As a teenager, Ebert’s love of song led him to hip-hop, a genre that would profoundly shape his career. The first cassette he asked his parents for was Run-DMC’s Tougher Than Leather. He’d play it on repeat in the backseat of the car during family road trips. Later, he started a rap group. But before long, Ebert found punk rock and soon he began to sing more and rap less. Shaped by his diverse home city of Los Angeles, Ebert dove more into art and music. That desire only burned brighter when he moved to New Orleans.

“I came to New Orleans and I kept thinking, ‘Is this fucking Disney Land? How did this place end up like this? This is fake, right?’” says Ebert, now a Golden Globe winner. “New Orleans gives you permission to live. It’s hard to describe. It gave me permission to live.”

For as prolific and creative as Ebert is, he’s needed forms of permission throughout his career to help propel his work. In many ways, Ebert’s mind is like a cornucopia. In one moment, he may write you a short story or poem. In another he might engineer a rap song and decide in a flash to sing falsetto over it instead. His imagination – as displayed on I vs. I – is like a boom of confetti on repeat.

But Ebert didn’t always recognize his innate abundance as a creative super power. He’d often harp, instead, on his lack of focus. He’s since evolved. To do so, he’s turned his focus inward, to his very creative instincts. If he’s able to re-strengthen those creative impulses, Ebert says, then the rest will follow. Ebert, in this way, is concentrating on his creative roots for the sake of the future garden.

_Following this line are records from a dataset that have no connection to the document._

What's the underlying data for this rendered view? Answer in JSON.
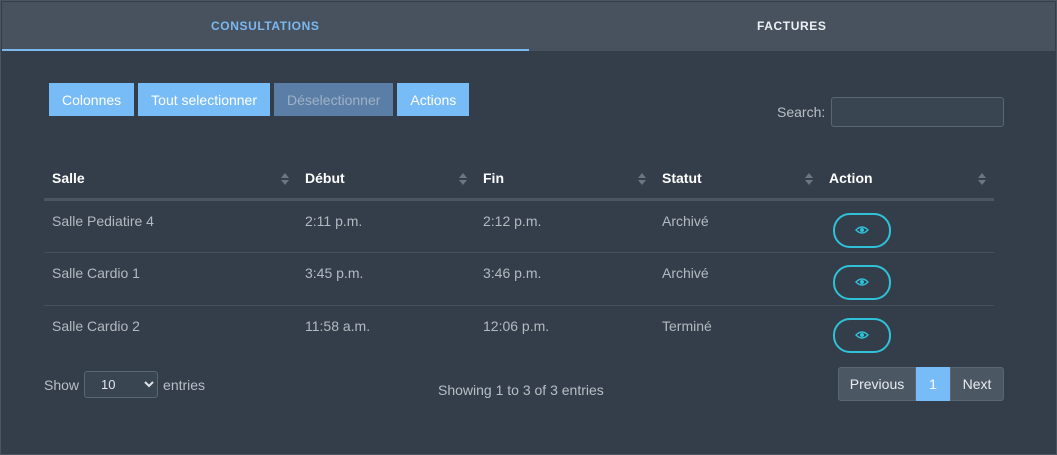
{
  "tabs": [
    {
      "label": "CONSULTATIONS",
      "active": true
    },
    {
      "label": "FACTURES",
      "active": false
    }
  ],
  "toolbar": {
    "columns": "Colonnes",
    "select_all": "Tout selectionner",
    "deselect": "Déselectionner",
    "actions": "Actions"
  },
  "search": {
    "label": "Search:",
    "value": ""
  },
  "table": {
    "headers": [
      "Salle",
      "Début",
      "Fin",
      "Statut",
      "Action"
    ],
    "rows": [
      {
        "salle": "Salle Pediatire 4",
        "debut": "2:11 p.m.",
        "fin": "2:12 p.m.",
        "statut": "Archivé"
      },
      {
        "salle": "Salle Cardio 1",
        "debut": "3:45 p.m.",
        "fin": "3:46 p.m.",
        "statut": "Archivé"
      },
      {
        "salle": "Salle Cardio 2",
        "debut": "11:58 a.m.",
        "fin": "12:06 p.m.",
        "statut": "Terminé"
      }
    ]
  },
  "length": {
    "prefix": "Show",
    "value": "10",
    "suffix": "entries"
  },
  "info": "Showing 1 to 3 of 3 entries",
  "pagination": {
    "previous": "Previous",
    "current": "1",
    "next": "Next"
  },
  "colors": {
    "accent": "#78bcf7",
    "eye": "#2fc1d8",
    "background": "#343e4a"
  },
  "icons": {
    "view": "eye-icon",
    "select_caret": "chevron-down-icon"
  }
}
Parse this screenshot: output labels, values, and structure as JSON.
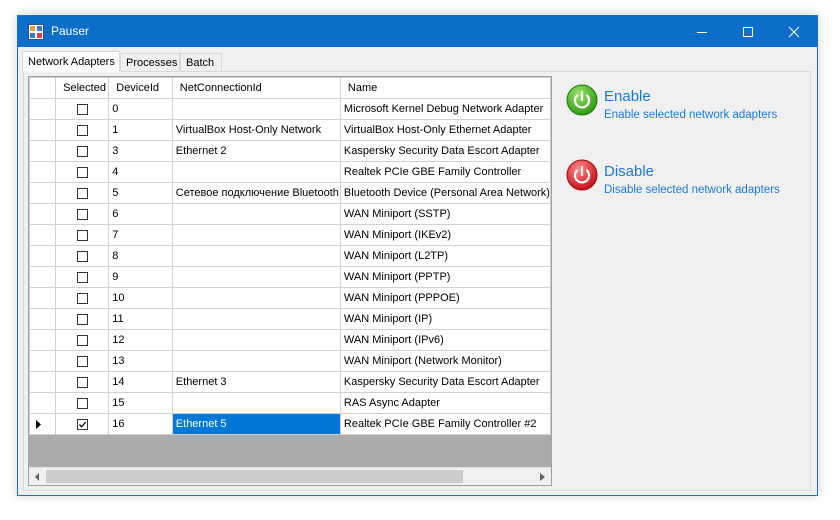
{
  "window": {
    "title": "Pauser"
  },
  "tabs": [
    {
      "label": "Network Adapters",
      "active": true
    },
    {
      "label": "Processes",
      "active": false
    },
    {
      "label": "Batch",
      "active": false
    }
  ],
  "grid": {
    "columns": [
      "Selected",
      "DeviceId",
      "NetConnectionId",
      "Name"
    ],
    "rows": [
      {
        "selected": false,
        "device_id": "0",
        "net_connection_id": "",
        "name": "Microsoft Kernel Debug Network Adapter"
      },
      {
        "selected": false,
        "device_id": "1",
        "net_connection_id": "VirtualBox Host-Only Network",
        "name": "VirtualBox Host-Only Ethernet Adapter"
      },
      {
        "selected": false,
        "device_id": "3",
        "net_connection_id": "Ethernet 2",
        "name": "Kaspersky Security Data Escort Adapter"
      },
      {
        "selected": false,
        "device_id": "4",
        "net_connection_id": "",
        "name": "Realtek PCIe GBE Family Controller"
      },
      {
        "selected": false,
        "device_id": "5",
        "net_connection_id": "Сетевое подключение Bluetooth",
        "name": "Bluetooth Device (Personal Area Network)"
      },
      {
        "selected": false,
        "device_id": "6",
        "net_connection_id": "",
        "name": "WAN Miniport (SSTP)"
      },
      {
        "selected": false,
        "device_id": "7",
        "net_connection_id": "",
        "name": "WAN Miniport (IKEv2)"
      },
      {
        "selected": false,
        "device_id": "8",
        "net_connection_id": "",
        "name": "WAN Miniport (L2TP)"
      },
      {
        "selected": false,
        "device_id": "9",
        "net_connection_id": "",
        "name": "WAN Miniport (PPTP)"
      },
      {
        "selected": false,
        "device_id": "10",
        "net_connection_id": "",
        "name": "WAN Miniport (PPPOE)"
      },
      {
        "selected": false,
        "device_id": "11",
        "net_connection_id": "",
        "name": "WAN Miniport (IP)"
      },
      {
        "selected": false,
        "device_id": "12",
        "net_connection_id": "",
        "name": "WAN Miniport (IPv6)"
      },
      {
        "selected": false,
        "device_id": "13",
        "net_connection_id": "",
        "name": "WAN Miniport (Network Monitor)"
      },
      {
        "selected": false,
        "device_id": "14",
        "net_connection_id": "Ethernet 3",
        "name": "Kaspersky Security Data Escort Adapter"
      },
      {
        "selected": false,
        "device_id": "15",
        "net_connection_id": "",
        "name": "RAS Async Adapter"
      },
      {
        "selected": true,
        "device_id": "16",
        "net_connection_id": "Ethernet 5",
        "name": "Realtek PCIe GBE Family Controller #2",
        "current": true
      }
    ]
  },
  "actions": {
    "enable": {
      "label": "Enable",
      "description": "Enable selected network adapters",
      "color": "#3cb01e"
    },
    "disable": {
      "label": "Disable",
      "description": "Disable selected network adapters",
      "color": "#e0202a"
    }
  },
  "colors": {
    "titlebar": "#0b6ec9",
    "link": "#1e78d2",
    "selection": "#0078d7"
  }
}
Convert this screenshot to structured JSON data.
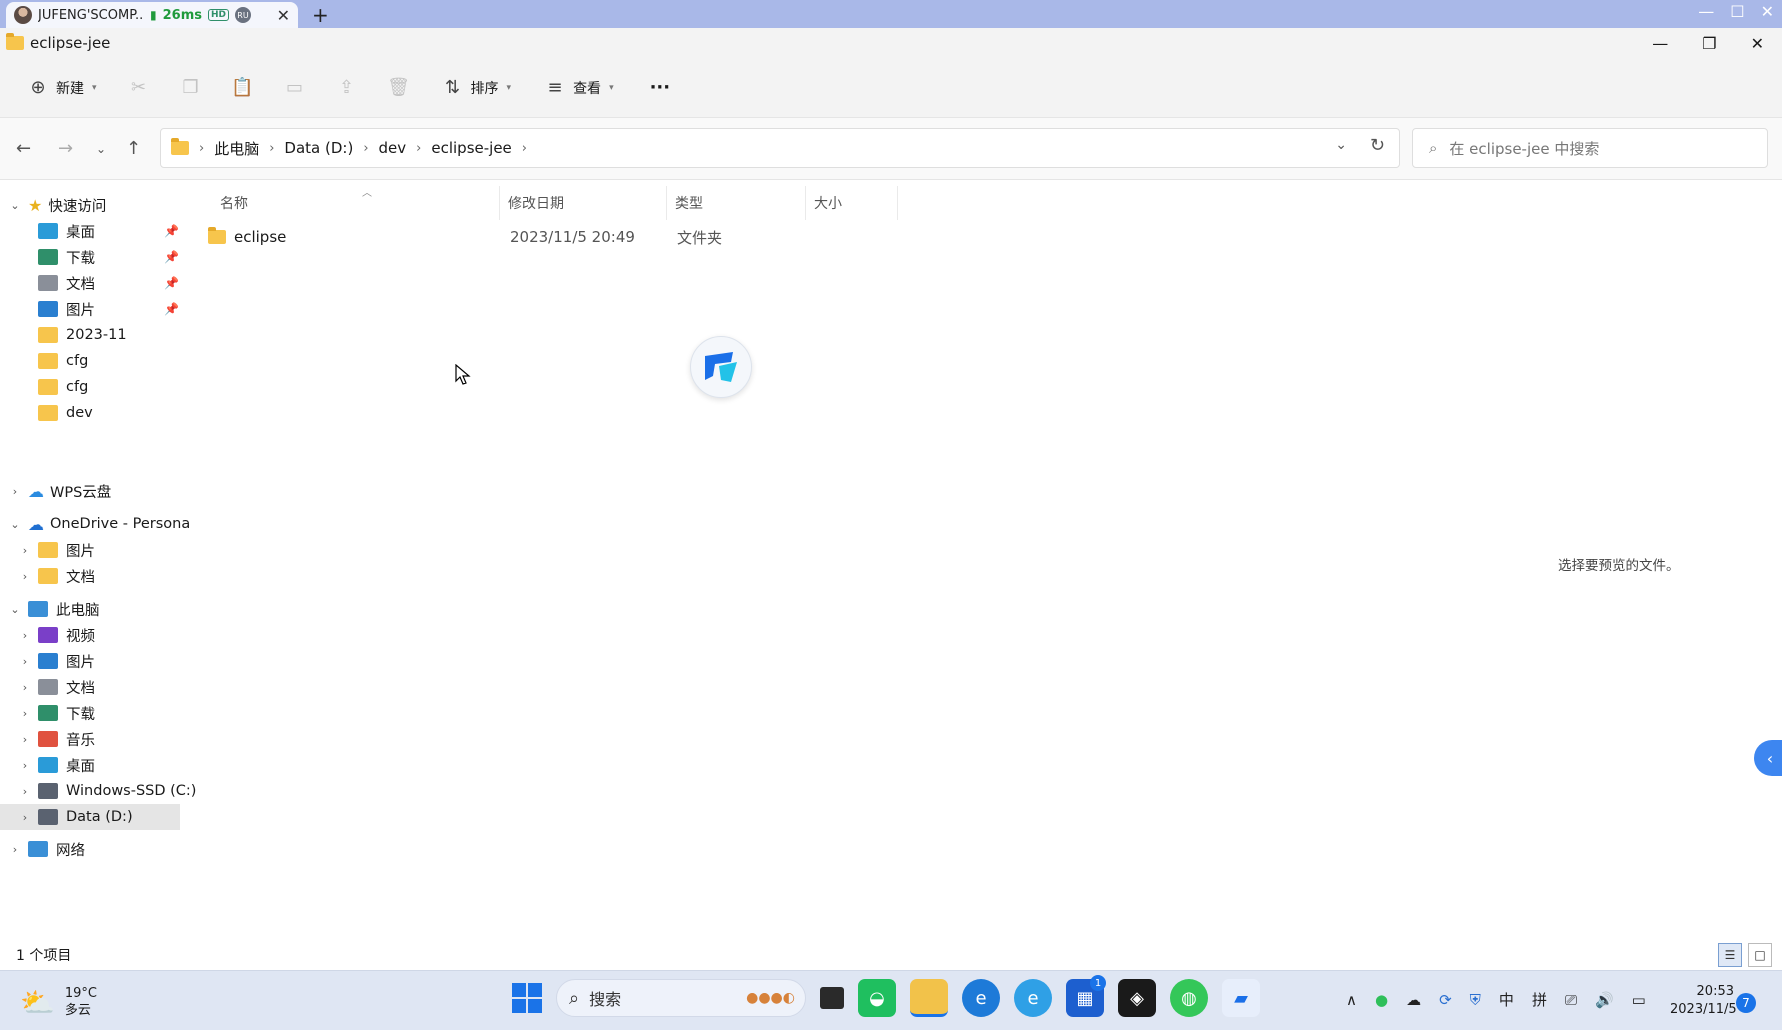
{
  "remote_tab": {
    "title": "JUFENG'SCOMP...",
    "latency": "26ms",
    "quality_badge": "HD",
    "region_badge": "RU",
    "close": "✕",
    "add": "+"
  },
  "window": {
    "title": "eclipse-jee",
    "controls": {
      "minimize": "—",
      "restore": "❐",
      "close": "✕"
    }
  },
  "toolbar": {
    "new_label": "新建",
    "sort_label": "排序",
    "view_label": "查看",
    "more_label": "···"
  },
  "address": {
    "crumbs": [
      "此电脑",
      "Data (D:)",
      "dev",
      "eclipse-jee"
    ],
    "search_placeholder": "在 eclipse-jee 中搜索"
  },
  "nav": {
    "quick_access": "快速访问",
    "quick_items": [
      {
        "label": "桌面",
        "icon": "desktop-icon",
        "color": "#2a9bd8",
        "pinned": true
      },
      {
        "label": "下载",
        "icon": "download-icon",
        "color": "#2f8f6a",
        "pinned": true
      },
      {
        "label": "文档",
        "icon": "document-icon",
        "color": "#8a8f99",
        "pinned": true
      },
      {
        "label": "图片",
        "icon": "pictures-icon",
        "color": "#2a7fd0",
        "pinned": true
      },
      {
        "label": "2023-11",
        "icon": "folder-icon",
        "color": "#f7c54c",
        "pinned": false
      },
      {
        "label": "cfg",
        "icon": "folder-icon",
        "color": "#f7c54c",
        "pinned": false
      },
      {
        "label": "cfg",
        "icon": "folder-icon",
        "color": "#f7c54c",
        "pinned": false
      },
      {
        "label": "dev",
        "icon": "folder-icon",
        "color": "#f7c54c",
        "pinned": false
      }
    ],
    "wps": "WPS云盘",
    "onedrive": "OneDrive - Persona",
    "onedrive_items": [
      "图片",
      "文档"
    ],
    "this_pc": "此电脑",
    "pc_items": [
      {
        "label": "视频",
        "icon": "videos-icon",
        "color": "#7a3fc8"
      },
      {
        "label": "图片",
        "icon": "pictures-icon",
        "color": "#2a7fd0"
      },
      {
        "label": "文档",
        "icon": "document-icon",
        "color": "#8a8f99"
      },
      {
        "label": "下载",
        "icon": "download-icon",
        "color": "#2f8f6a"
      },
      {
        "label": "音乐",
        "icon": "music-icon",
        "color": "#e0523f"
      },
      {
        "label": "桌面",
        "icon": "desktop-icon",
        "color": "#2a9bd8"
      },
      {
        "label": "Windows-SSD (C:)",
        "icon": "drive-c-icon",
        "color": "#5a6270"
      },
      {
        "label": "Data (D:)",
        "icon": "drive-d-icon",
        "color": "#5a6270"
      }
    ],
    "network": "网络"
  },
  "columns": {
    "name": "名称",
    "modified": "修改日期",
    "type": "类型",
    "size": "大小"
  },
  "files": [
    {
      "name": "eclipse",
      "modified": "2023/11/5 20:49",
      "type": "文件夹",
      "size": ""
    }
  ],
  "preview_message": "选择要预览的文件。",
  "status": {
    "item_count": "1 个项目"
  },
  "taskbar": {
    "weather_temp": "19°C",
    "weather_desc": "多云",
    "search_label": "搜索",
    "apps_badge": "1",
    "tray_ime_1": "中",
    "tray_ime_2": "拼",
    "time": "20:53",
    "date": "2023/11/5",
    "notifications": "7"
  }
}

“Music is like life, they’re very similar,” Ebert says. “What I’m interested in mastering truly is life itself. By that what I mean is that I’m interested in mastering instinct, ever-shortening the distance between ideation and creation.”

While these ideas may seem heady, Ebert is ready for the challenge. He doesn’t shy away from standing out, seeming different or contemplating complexities. As a result, his latest offering is a diverse collection of songs and inspirations. In some ways, more than a concept album or singular idea baked in, Ebert likes to think of his record’s sequence as an eclectic playlist that represents an ever-changing nature, expressed singularly.

“My bread and butter has been a supreme confidence,” Ebert says. “I’m constantly being undercut intentionally by a will to self-destruct. It’s almost a necessity to self-destruct. But I’ve gotten to a point in life recently where I want to say very specific things. I don’t want to enshroud them in poetry, I want to nail each word on the head.”

Standout tracks on I vs. I include the futuristic and forlorn “Jealous Guy,” the bravado-laden “King Killer” and the hot-summer-night-inspired “Automatic Youth.” The record is a testament to Ebert’s constantly firing imagination and the appreciation of music that’s continued ever since he first fell in love with songs as a kid, before any A&R representative ever crossed his mind.

“I was in a depression for like six months recently,” Ebert says. “And I was walking off this airplane when I saw this kid. He was probably like eight-years-old. I looked at him and I just started imitating him, making sure no one noticed me. If he tapped on the window, I tapped on my window. If he tugged on his shirtsleeve, I tugged on mine. Within seconds my depression was gone and stayed gone. I think being in that childlike state of wonder, there’s something to that.